A Linguist Misses Adam Smith's Point About Man Being A Social Being

George Lakoff, author of The Political Mind, Moral Politics, Don't Think of an Elephant!, Whose Freedom?, and Thinking Points. He is Richard and Rhoda Goldman Distinguished Professor of Cognitive Science and Linguistics at the University of California at Berkeley.

He writes in Huffington Post (HERE):

What Conservatives Really Want”

The market itself is seen in this way. The slogan, "Let the market decide" assumes the market itself is The Decider. The market is seen as both natural (since it is assumed that people naturally seek their self-interest) and moral (if everyone seeks their own profit, the profit of all will be maximized by the invisible hand).”

Comment
I am sometimes asked by sceptics of Lost Legacy’s campaign against the modern interpretation/invention of the “invisible hand” – “why is the invisible hand so important?
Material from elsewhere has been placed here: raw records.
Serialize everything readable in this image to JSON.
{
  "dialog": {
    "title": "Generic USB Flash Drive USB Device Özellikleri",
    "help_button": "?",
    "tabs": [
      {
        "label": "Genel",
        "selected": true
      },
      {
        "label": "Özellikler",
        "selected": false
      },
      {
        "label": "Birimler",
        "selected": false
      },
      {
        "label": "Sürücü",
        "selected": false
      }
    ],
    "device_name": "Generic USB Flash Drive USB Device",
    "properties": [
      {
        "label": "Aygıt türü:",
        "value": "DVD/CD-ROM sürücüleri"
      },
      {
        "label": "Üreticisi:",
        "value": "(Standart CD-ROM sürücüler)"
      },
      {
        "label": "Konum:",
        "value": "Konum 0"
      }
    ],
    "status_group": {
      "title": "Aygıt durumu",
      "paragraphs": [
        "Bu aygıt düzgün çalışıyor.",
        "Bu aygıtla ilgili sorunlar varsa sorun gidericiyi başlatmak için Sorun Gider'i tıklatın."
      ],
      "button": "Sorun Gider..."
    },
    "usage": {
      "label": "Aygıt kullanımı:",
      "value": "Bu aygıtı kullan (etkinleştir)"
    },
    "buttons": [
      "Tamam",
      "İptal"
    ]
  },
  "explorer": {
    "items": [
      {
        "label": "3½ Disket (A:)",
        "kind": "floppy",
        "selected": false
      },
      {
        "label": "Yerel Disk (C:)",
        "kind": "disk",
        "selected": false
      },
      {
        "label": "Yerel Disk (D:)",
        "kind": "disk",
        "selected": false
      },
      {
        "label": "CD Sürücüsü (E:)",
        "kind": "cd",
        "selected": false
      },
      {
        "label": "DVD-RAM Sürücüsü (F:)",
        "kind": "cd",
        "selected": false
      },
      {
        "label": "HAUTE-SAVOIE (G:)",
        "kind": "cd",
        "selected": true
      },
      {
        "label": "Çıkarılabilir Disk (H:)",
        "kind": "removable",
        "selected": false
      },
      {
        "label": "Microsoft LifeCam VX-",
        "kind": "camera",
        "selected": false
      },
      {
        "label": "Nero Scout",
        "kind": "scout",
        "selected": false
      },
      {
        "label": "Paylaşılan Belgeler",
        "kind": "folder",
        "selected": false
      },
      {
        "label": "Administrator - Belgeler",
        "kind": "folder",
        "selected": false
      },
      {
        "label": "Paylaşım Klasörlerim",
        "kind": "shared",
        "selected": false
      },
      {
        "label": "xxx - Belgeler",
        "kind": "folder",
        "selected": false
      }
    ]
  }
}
It’s merely an argument over a trivial detail that does not mean all that much”, they tell me. (Let’s face it, it is also a great, though boring, “put down” delivered as only a certain type of scholar can do.)

Well, here is an example of why it is important to me and why is should be important to them. Professor George Lakoff doesn’t believe in the “invisible hand” myth – that’s clear from the context – but he is able to assert that “conservatives” do believe in it, and with some justification – read any modern textbook, or journal article that mentions the ubiquitous “invisible hand” (with the exception of my own – and a very few others).

Professor Lakoff uses this near unanimity among modern economists (conservative, libertarian, Austrian, Hayekian, Public Choice, neo-classical and some heterodox economists (and others apparently, including Chinese communists) to build his case against ‘capitalism’ and its alleged assorted ‘crimes’ against morality, decency, and humanity (follow the link for his full, albeit largely linguistic, thesis).

The invisible hand myth damages economics because it is without merit and it is refutable by the evidence of Smith’s own Works and by the non-evidence of its presence in the real world. Markets, through very visible prices and the reactions of human behaviours to what is visible, fully explains their social power. Economic theorists since the 1870s developed mathematical relationships which do not conform to how humans tend to behave – as the behaviourists have demonstrated - which is more than the mathematicians, marginal utility equilibrium theorists, and the purveyors of Homo Economicus have ever done.

Professor Lakoff misses Adam Smith’s main point, namely that society is not just about individuals – it is always in a social context. Self-interest can only operate between individuals in society. The earliest and decisive propensity common to humans was that of ‘truck, barter, and exchange’, which by definition requires more than one individual.

Society provides the "mirror" (said Smith) from which individuals learn how to behave appropriately to that society (different societies may have different ideas and practices as to what is appropriate). The lonely, self sufficient ego is a figment of the American (and Ayn Rand’s) imagination, not from Adam Smith.

However, this is not the time to provide a compete rebuttal of Professor Lakoff’s wilder shores of his imagination about Adam Smith, his Works and his moral philosophy, or his political economy.